Health insurance coverage and access to care continued to improve in the second year of Medicaid expansion under the Affordable Care Act (ACA), according to a study published in the March 9 issue of the New England Journal of Medicine. Those covered under the expansion did, however, report longer wait times for care.
Starting in 2014, the ACA expanded Medicaid eligibility for people who earn up to 138% of the federal poverty level, which would have been about $16,000 for a single adult in 2014. Some states chose to opt out of expansion, as the Supreme Court made expansion optional in 2012. By 2015, 29 states and the District of Columbia had expanded Medicaid to residents meeting this threshold. Several studies to date have shown that in the first year, Medicaid expansion increased insurance coverage, healthcare access, and the health of those who benefited from expansion. But data on the longer-term effects of the expansion are only beginning to emerge.
Sarah Miller, PhD, an assistant professor of business economics and public policy at the University of Michigan, Ann Arbor, and Laura Wherry, PhD, an assistant professor of medicine at the University of California, Los Angeles, analyzed the effects of the first 2 years of Medicaid expansion. They compared insurance coverage, healthcare access, and self-reported health status for 60,766 expansion-eligible individuals during the 4 years before the expansion and the first 2 years after.
The analysis found an 8.2 percentage point decrease in the number of uninsured individuals after expansion and a 15.6 percentage point increase in Medicaid coverage in 2015, the second year after expansion, compared with the years before expansion. There was no change in self-reported health status, physician visits, or hospital stays, but there were decreased reports of individuals being unable to access necessary follow-up care (−3.4 percentage points) and worry about paying medical bills (−7.9 percentage points), and an increase in reports that long wait times delayed care (+2.6 percentage points).

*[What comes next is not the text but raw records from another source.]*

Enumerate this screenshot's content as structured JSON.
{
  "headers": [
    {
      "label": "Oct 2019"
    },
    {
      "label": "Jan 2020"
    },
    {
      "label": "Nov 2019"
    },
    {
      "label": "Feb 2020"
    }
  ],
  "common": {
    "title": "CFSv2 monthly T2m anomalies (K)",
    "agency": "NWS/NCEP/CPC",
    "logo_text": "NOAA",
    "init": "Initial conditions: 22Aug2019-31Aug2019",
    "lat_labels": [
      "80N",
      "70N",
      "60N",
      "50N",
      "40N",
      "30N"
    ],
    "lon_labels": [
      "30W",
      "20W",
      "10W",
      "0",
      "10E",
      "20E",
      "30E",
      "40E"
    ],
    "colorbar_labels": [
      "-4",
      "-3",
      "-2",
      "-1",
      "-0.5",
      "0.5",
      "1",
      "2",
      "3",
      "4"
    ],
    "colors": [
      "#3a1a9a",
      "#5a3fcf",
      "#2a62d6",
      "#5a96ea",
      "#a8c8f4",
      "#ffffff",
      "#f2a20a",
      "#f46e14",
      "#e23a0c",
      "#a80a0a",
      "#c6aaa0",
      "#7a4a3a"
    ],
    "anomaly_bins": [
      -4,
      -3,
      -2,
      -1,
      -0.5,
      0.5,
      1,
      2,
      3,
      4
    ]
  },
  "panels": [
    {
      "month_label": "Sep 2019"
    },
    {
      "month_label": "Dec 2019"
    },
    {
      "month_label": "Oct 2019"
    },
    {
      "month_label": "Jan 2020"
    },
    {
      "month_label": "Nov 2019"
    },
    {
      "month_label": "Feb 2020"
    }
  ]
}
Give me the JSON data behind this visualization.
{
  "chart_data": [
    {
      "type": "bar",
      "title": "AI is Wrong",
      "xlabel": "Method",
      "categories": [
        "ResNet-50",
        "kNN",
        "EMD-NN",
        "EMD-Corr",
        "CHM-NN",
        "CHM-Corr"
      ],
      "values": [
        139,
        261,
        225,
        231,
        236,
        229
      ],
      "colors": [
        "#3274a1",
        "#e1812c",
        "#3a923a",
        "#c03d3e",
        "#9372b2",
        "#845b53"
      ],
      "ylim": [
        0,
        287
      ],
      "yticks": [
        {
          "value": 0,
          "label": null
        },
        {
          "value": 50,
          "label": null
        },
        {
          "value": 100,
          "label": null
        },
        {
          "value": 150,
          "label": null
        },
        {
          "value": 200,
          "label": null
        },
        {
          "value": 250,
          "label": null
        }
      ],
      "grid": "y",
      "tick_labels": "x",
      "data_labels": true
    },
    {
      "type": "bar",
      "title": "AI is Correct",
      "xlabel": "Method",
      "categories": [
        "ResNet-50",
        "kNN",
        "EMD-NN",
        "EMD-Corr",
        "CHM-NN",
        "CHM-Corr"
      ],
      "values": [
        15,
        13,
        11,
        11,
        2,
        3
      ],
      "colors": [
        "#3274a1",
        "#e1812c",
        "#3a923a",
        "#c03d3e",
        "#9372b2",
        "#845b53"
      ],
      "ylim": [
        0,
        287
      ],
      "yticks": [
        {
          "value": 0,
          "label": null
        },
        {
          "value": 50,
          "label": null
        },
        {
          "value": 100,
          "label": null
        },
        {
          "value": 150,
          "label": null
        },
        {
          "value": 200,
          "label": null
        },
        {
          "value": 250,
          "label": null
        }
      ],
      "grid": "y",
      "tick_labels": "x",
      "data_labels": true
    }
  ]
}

“We found evidence that low-income adults are better off after Medicaid expansion,” Dr Wherry told Medscape Medical News. But improvements in access to care, reductions in people foregoing care, and reduced financial strain “only showed up during the second year of expansion. We didn’t see them during the first year. This indicates it will take some time to realize the effects of expanding Medicaid for low-income adults.”

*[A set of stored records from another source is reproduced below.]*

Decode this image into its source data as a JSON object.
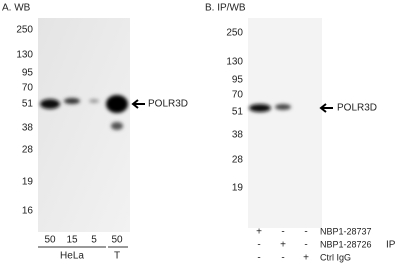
{
  "panel_a": {
    "title": "A. WB",
    "markers": [
      "250",
      "130",
      "95",
      "70",
      "51",
      "38",
      "28",
      "19",
      "16"
    ],
    "band_label": "POLR3D",
    "lanes": [
      "50",
      "15",
      "5",
      "50"
    ],
    "cell_lines": [
      "HeLa",
      "T"
    ]
  },
  "panel_b": {
    "title": "B. IP/WB",
    "markers": [
      "250",
      "130",
      "95",
      "70",
      "51",
      "38",
      "28",
      "19"
    ],
    "band_label": "POLR3D",
    "rows": [
      {
        "signs": [
          "+",
          "-",
          "-"
        ],
        "label": "NBP1-28737"
      },
      {
        "signs": [
          "-",
          "+",
          "-"
        ],
        "label": "NBP1-28726"
      },
      {
        "signs": [
          "-",
          "-",
          "+"
        ],
        "label": "Ctrl IgG"
      }
    ],
    "group_label": "IP"
  }
}
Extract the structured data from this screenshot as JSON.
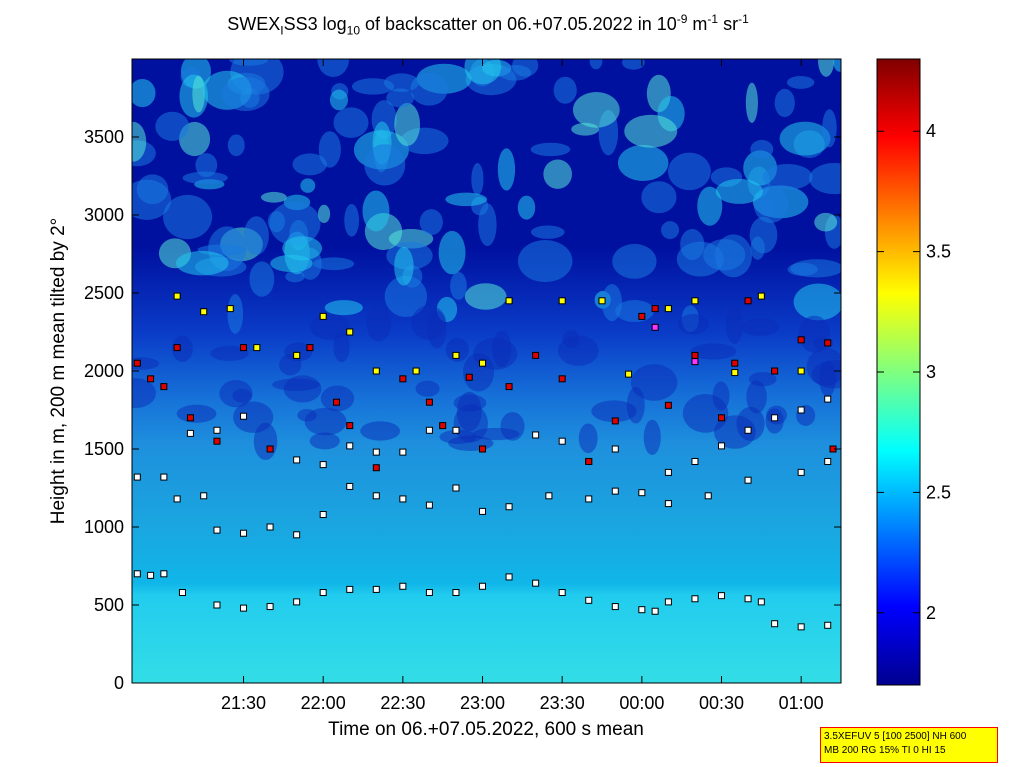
{
  "chart_data": {
    "type": "heatmap",
    "title_parts": {
      "prefix": "SWEX",
      "sub1": "I",
      "mid": "SS3 log",
      "sub2": "10",
      "rest": " of backscatter on 06.+07.05.2022 in 10",
      "sup1": "-9",
      "unit1": " m",
      "sup2": "-1",
      "unit2": " sr",
      "sup3": "-1"
    },
    "xlabel": "Time on 06.+07.05.2022, 600 s mean",
    "ylabel": "Height in m, 200 m mean tilted by 2°",
    "x_ticks": [
      "21:30",
      "22:00",
      "22:30",
      "23:00",
      "23:30",
      "00:00",
      "00:30",
      "01:00"
    ],
    "x_tick_minutes": [
      30,
      60,
      90,
      120,
      150,
      180,
      210,
      240
    ],
    "x_range_minutes": [
      -12,
      255
    ],
    "x_origin_label": "21:00",
    "y_ticks": [
      0,
      500,
      1000,
      1500,
      2000,
      2500,
      3000,
      3500
    ],
    "ylim": [
      0,
      4000
    ],
    "colorbar": {
      "ticks": [
        2,
        2.5,
        3,
        3.5,
        4
      ],
      "range": [
        1.7,
        4.3
      ]
    },
    "colors": {
      "low": "#00008f",
      "mid": "#00ffff",
      "high": "#800000"
    },
    "layers": {
      "white": [
        [
          -10,
          700
        ],
        [
          -5,
          690
        ],
        [
          0,
          700
        ],
        [
          7,
          580
        ],
        [
          20,
          500
        ],
        [
          30,
          480
        ],
        [
          40,
          490
        ],
        [
          50,
          520
        ],
        [
          60,
          580
        ],
        [
          70,
          600
        ],
        [
          80,
          600
        ],
        [
          90,
          620
        ],
        [
          100,
          580
        ],
        [
          110,
          580
        ],
        [
          120,
          620
        ],
        [
          130,
          680
        ],
        [
          140,
          640
        ],
        [
          150,
          580
        ],
        [
          160,
          530
        ],
        [
          170,
          490
        ],
        [
          180,
          470
        ],
        [
          185,
          460
        ],
        [
          190,
          520
        ],
        [
          200,
          540
        ],
        [
          210,
          560
        ],
        [
          220,
          540
        ],
        [
          225,
          520
        ],
        [
          230,
          380
        ],
        [
          240,
          360
        ],
        [
          250,
          370
        ],
        [
          -10,
          1320
        ],
        [
          0,
          1320
        ],
        [
          5,
          1180
        ],
        [
          15,
          1200
        ],
        [
          20,
          980
        ],
        [
          30,
          960
        ],
        [
          40,
          1000
        ],
        [
          50,
          950
        ],
        [
          60,
          1080
        ],
        [
          70,
          1260
        ],
        [
          80,
          1200
        ],
        [
          90,
          1180
        ],
        [
          100,
          1140
        ],
        [
          110,
          1250
        ],
        [
          120,
          1100
        ],
        [
          130,
          1130
        ],
        [
          145,
          1200
        ],
        [
          160,
          1180
        ],
        [
          170,
          1230
        ],
        [
          180,
          1220
        ],
        [
          190,
          1150
        ],
        [
          205,
          1200
        ],
        [
          220,
          1300
        ],
        [
          240,
          1350
        ],
        [
          250,
          1420
        ],
        [
          10,
          1600
        ],
        [
          20,
          1620
        ],
        [
          30,
          1710
        ],
        [
          50,
          1430
        ],
        [
          60,
          1400
        ],
        [
          70,
          1520
        ],
        [
          80,
          1480
        ],
        [
          90,
          1480
        ],
        [
          100,
          1620
        ],
        [
          110,
          1620
        ],
        [
          120,
          1500
        ],
        [
          140,
          1590
        ],
        [
          150,
          1550
        ],
        [
          160,
          1420
        ],
        [
          170,
          1500
        ],
        [
          190,
          1350
        ],
        [
          200,
          1420
        ],
        [
          210,
          1520
        ],
        [
          220,
          1620
        ],
        [
          230,
          1700
        ],
        [
          240,
          1750
        ],
        [
          250,
          1820
        ]
      ],
      "red": [
        [
          -10,
          2050
        ],
        [
          -5,
          1950
        ],
        [
          0,
          1900
        ],
        [
          5,
          2150
        ],
        [
          10,
          1700
        ],
        [
          20,
          1550
        ],
        [
          30,
          2150
        ],
        [
          40,
          1500
        ],
        [
          50,
          2100
        ],
        [
          55,
          2150
        ],
        [
          65,
          1800
        ],
        [
          70,
          1650
        ],
        [
          80,
          1380
        ],
        [
          90,
          1950
        ],
        [
          100,
          1800
        ],
        [
          105,
          1650
        ],
        [
          115,
          1960
        ],
        [
          120,
          1500
        ],
        [
          130,
          1900
        ],
        [
          140,
          2100
        ],
        [
          150,
          1950
        ],
        [
          160,
          1420
        ],
        [
          170,
          1680
        ],
        [
          180,
          2350
        ],
        [
          185,
          2400
        ],
        [
          190,
          1780
        ],
        [
          200,
          2100
        ],
        [
          210,
          1700
        ],
        [
          215,
          2050
        ],
        [
          220,
          2450
        ],
        [
          230,
          2000
        ],
        [
          240,
          2200
        ],
        [
          250,
          2180
        ],
        [
          252,
          1500
        ]
      ],
      "yellow": [
        [
          5,
          2480
        ],
        [
          15,
          2380
        ],
        [
          25,
          2400
        ],
        [
          35,
          2150
        ],
        [
          50,
          2100
        ],
        [
          60,
          2350
        ],
        [
          70,
          2250
        ],
        [
          80,
          2000
        ],
        [
          95,
          2000
        ],
        [
          110,
          2100
        ],
        [
          120,
          2050
        ],
        [
          130,
          2450
        ],
        [
          150,
          2450
        ],
        [
          165,
          2450
        ],
        [
          175,
          1980
        ],
        [
          190,
          2400
        ],
        [
          200,
          2450
        ],
        [
          215,
          1990
        ],
        [
          225,
          2480
        ],
        [
          240,
          2000
        ]
      ],
      "magenta": [
        [
          185,
          2280
        ],
        [
          200,
          2060
        ]
      ]
    },
    "legend_placement": "none",
    "grid": false
  },
  "annotation_box": {
    "line1": "3.5XEFUV 5 [100 2500] NH 600",
    "line2": "MB 200 RG 15% TI 0 HI 15"
  }
}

The lag time to seeing a benefit may reflect the time it takes for newly covered individuals to find a physician or establish care, Dr Wherry suggested.
Other studies looking at the second year of the Medicaid expansion have found improvements in self-reported health status. For example, a study of the ACA Medicaid expansion in Arkansas and Kentucky found that the number of low-income adults reporting excellent health increased by 4.8 percentage points (Sommers BD et al. JAMA Intern Med. 2016;176(10):1501-1509). Benjamin Sommers, MD, an associate professor of health policy and economics at the Harvard School of Public Health, Boston, Massachusetts, told Medscape Medical News that the states examined in the respective studies or the way patients were asked about their health status may have explained the difference.

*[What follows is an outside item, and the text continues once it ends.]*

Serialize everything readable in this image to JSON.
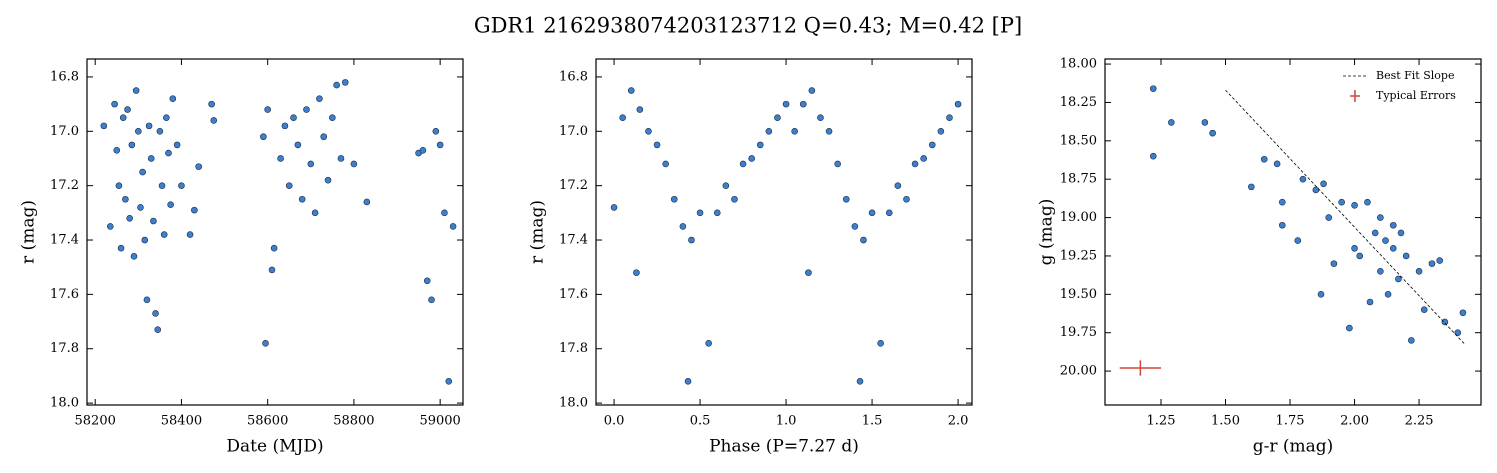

The longer wait times experienced after the expansion may be an early sign that physicians are having a difficult time keeping up with the increased demand or the reluctance of providers to accept Medicaid’s lower reimbursements, Dr Wherry told Medscape Medical News. She and Dr Miller write that efforts to boost the number of primary care physicians or to incentivize care for underserved patients may be needed.
“Fewer patients are going without the care they need, but they may be waiting longer for care than they would like,” Dr Wherry said.
Studies that look at the longer-term effects of the Medicaid expansion are needed, Dr Sommers said, because many longer-term health improvements may take years to emerge.
Overall, the study adds to a growing body of evidence that suggests Medicaid expansion has beneficial effects on low-income adults, Dr Sommers explained. This evidence also has important implications for the current Republican ACA repeal and replace plan, which is expected to reduce the number of individuals covered by Medicaid.
“It’s another brick in the wall of this base of evidence that giving low-income adults access to Medicaid makes a real difference in terms of people being able to get the care they need,” Dr Sommers said. “Taking it away, limiting the numbers of people who get it or, or cutting federal funding for it is likely to have a negative effect on the very people we are talking about here.
“Rolling back Medicaid expansion will likely cause low-income adults to lose coverage and roll back some of the improvements we’ve seen,” Dr Wherry said.
The authors and Dr Sommers have disclosed no relevant financial relationships.